On the rough concrete wall of the family's house adorned with decoration, Waleed's photo hangs next to images of Shia devotion: pictures of Ayatollah Sistani, the religion's highly revered imams and its holy places. Raqwa has to survive in the leaky house on her own, relying on religious charity to keep going.
"Many families have sent money to the brigade to support us," she says. "The children go to schools related to the shrine. They get money from the Shia organisations and rely on their charity," Raqwa adds.
On the walls of a room set aside in the Karbala headquarters of the Shia PMF, the Ali Akbar Brigade, pictures of martyrs stare down at visitors. The scores of killed, looking straight down the lens of the camera, died across Saladin province, Anbar and Nineveh. The battles and their names are written in white lettering on the black plastic posters.
The brigade's base is in the former Ministry of Transport building and the fighting group's flags fly alongside a fleet of government buses. Inside, base co-ordinator Naif Ahmed explains that in their most recent battles at Tal Afar, where the brigade was fighting to cut Isis supply lines, four men were killed by Isis. He says that Isis has inflicted most casualties through IEDs and suicide attacks, adding that these are the tactics of a fighting force in retreat.
Ahmed says martyrs are only to be celebrated, not mourned. If he is killed fighting – he expects to rejoin the battle against Isis in Mosul as he did in Saladin province (he has already arranged to have his son come and replace him) – he would consider it a blessing. An officer in the Iraqi army for two decades, his decision to join the PMU is a deeply religious one.
"I could have joined the Iraqi army and earned $2000 per month ... but I decided to join the PMU because of its affiliation with my faith. [My faith] is much more important than my family because it is what keeps my family protected and secure," he adds.

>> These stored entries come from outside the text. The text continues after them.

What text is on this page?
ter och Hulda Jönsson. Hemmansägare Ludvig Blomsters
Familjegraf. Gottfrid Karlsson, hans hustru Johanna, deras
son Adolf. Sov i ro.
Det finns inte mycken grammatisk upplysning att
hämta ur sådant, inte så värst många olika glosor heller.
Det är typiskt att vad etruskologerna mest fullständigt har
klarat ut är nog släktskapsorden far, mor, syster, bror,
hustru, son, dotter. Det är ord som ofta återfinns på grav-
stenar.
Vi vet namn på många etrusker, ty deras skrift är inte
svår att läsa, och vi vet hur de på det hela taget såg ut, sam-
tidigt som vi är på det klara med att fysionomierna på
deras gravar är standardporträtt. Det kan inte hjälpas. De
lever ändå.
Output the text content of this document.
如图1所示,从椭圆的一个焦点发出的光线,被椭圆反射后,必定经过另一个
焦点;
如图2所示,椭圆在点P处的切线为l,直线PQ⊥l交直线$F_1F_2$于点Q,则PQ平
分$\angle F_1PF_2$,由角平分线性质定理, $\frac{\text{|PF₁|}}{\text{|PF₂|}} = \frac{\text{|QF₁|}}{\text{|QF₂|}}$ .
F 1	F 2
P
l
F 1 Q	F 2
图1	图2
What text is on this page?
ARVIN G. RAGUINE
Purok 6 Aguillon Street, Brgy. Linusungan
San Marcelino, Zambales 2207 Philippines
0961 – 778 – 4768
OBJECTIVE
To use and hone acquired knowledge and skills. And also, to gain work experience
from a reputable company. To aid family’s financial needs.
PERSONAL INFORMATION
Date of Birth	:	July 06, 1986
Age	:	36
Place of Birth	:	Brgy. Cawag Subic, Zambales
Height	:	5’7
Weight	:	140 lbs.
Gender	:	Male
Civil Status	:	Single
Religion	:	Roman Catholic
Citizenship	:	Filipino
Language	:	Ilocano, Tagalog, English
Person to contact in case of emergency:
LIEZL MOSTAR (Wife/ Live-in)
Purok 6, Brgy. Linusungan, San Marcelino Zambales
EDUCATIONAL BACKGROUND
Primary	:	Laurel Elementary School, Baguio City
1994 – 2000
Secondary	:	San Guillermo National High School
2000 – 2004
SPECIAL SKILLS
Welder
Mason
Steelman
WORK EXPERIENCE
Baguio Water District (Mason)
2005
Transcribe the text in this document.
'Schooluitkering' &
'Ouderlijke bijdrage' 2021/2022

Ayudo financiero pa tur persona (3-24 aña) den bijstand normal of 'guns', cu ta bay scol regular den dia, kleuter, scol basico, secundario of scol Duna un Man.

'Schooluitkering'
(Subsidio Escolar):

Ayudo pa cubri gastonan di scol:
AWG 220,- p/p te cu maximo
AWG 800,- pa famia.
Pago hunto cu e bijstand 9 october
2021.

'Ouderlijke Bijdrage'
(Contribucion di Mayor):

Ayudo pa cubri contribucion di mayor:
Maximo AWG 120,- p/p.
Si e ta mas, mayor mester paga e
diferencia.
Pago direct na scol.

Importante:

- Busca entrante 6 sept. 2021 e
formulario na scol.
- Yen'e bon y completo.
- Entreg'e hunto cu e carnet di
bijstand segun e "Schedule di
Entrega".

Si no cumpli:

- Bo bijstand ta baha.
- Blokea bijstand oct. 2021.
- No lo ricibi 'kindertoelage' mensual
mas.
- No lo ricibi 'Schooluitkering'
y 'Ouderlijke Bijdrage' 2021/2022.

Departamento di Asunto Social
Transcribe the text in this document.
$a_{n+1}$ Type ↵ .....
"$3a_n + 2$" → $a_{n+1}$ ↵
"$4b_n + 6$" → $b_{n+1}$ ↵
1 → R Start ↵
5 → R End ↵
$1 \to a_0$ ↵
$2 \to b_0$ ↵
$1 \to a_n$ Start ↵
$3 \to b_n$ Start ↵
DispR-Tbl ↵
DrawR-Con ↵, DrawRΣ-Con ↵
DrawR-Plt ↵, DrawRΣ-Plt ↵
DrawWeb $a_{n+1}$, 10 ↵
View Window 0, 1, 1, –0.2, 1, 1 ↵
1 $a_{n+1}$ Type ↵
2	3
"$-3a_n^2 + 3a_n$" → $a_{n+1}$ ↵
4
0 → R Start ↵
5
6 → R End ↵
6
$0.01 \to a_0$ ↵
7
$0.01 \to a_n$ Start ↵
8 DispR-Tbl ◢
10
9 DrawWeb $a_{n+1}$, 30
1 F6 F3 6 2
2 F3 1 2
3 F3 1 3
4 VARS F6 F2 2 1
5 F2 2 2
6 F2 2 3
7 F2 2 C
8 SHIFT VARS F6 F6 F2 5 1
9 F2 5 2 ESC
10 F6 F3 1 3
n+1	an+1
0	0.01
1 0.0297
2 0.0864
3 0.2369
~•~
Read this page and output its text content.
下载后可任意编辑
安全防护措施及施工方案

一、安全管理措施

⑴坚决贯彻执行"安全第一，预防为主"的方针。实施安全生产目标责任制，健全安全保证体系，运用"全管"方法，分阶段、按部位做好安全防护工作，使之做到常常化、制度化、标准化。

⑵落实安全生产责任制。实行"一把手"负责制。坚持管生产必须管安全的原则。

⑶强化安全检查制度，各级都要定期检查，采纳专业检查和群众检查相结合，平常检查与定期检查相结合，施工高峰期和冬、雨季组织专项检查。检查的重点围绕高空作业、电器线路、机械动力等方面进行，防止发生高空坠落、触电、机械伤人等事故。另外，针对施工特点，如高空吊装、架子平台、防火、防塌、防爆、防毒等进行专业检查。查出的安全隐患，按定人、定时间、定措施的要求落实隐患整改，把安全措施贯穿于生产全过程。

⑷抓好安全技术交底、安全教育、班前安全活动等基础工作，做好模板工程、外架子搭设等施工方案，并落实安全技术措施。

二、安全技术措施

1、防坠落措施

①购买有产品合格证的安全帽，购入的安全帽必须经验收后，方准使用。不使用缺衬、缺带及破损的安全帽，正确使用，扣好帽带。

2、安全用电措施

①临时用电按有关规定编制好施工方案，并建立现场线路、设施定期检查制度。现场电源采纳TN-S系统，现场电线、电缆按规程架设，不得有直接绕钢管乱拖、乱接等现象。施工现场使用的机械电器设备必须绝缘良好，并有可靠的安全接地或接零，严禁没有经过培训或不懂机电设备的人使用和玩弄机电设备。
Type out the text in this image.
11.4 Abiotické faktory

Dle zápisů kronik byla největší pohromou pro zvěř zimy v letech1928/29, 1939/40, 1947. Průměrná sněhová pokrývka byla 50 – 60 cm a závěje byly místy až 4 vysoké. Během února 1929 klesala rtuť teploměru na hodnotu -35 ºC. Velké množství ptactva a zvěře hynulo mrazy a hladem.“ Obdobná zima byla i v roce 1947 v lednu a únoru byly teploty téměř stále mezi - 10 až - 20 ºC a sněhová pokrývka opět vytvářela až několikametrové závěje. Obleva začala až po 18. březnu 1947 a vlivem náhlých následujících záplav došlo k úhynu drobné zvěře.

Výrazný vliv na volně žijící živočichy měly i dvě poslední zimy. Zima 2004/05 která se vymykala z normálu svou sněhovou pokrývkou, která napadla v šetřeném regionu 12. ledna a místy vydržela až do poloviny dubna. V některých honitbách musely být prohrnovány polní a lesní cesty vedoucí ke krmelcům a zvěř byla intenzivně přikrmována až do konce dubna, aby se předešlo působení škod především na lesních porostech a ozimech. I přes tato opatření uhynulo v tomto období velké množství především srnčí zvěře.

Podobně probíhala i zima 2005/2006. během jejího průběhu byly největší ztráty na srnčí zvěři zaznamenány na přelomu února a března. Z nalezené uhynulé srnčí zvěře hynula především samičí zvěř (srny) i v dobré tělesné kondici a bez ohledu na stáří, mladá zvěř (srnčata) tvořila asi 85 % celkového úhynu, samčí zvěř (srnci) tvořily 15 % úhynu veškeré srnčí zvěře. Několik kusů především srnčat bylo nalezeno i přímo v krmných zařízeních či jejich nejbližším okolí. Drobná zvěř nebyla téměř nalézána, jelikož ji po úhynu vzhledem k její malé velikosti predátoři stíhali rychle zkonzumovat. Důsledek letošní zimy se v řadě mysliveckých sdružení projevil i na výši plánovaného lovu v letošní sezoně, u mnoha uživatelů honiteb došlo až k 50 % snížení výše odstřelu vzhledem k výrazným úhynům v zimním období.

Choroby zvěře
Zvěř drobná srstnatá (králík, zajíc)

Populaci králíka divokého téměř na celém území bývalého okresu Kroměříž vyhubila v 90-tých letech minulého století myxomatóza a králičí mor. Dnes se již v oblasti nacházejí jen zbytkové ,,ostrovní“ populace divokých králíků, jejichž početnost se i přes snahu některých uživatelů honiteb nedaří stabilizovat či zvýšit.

The Ali Akbar Brigade was formed immediately after the fatwa by Ayatollah Sistani and the first aspect of its fighters' training is doctrinal. It is directly linked to the shrine in Karbala and it places the city's religious authority above that of PMF command in Baghdad. Ahmed explains that, if called, to he would go to protect Shia shrines in Syria. Although all of Ali Akbar Brigade's fighters remain in Iraq, Iraqi fighters have travelled to defend the shrine of Sayyidah Zaynab. Ahmed says he revers Zaynab as he does Hussein. "The only difference is Hussein is here close to us; she is far," he explains.
The call to arms, for Ahmed, is far more important than the effect the war has had on his family, his absence and his reduced wages. "Right now I have two children in school and they are not doing very well because I am not teaching them," he explains. "This is the priority. Even though they are not doing well in school, this is my priority. This much more important than my children's education," he says.
Outside the great mosque in Kufa, 80km south of Karbala, the tension between the loss of those killed fighting Isis and the political necessity of their heroism plays out once more. In one of the mosque's central courtyards two young men are weeping over the coffin of their fallen friend, killed in the Mosul operation.
The wooden box is plastered with military adornments. The plastic coverings flash in the sun, yellow with the emblem of the PMF, red, white, green and black for the Iraqi flag and green and black for the Saraya al-Salam Brigade, Muqtada al-Sadr's paramilitary organisation, the latest iteration of the Mahdi Army which fought the US invasion.
Approaching the two crying friends, their heads pressed on the coffin, an older man chastises them in front of a slowly forming group. "Why are you upset?" he asks. "You've had good news. Your friend is a martyr, he fought for this country."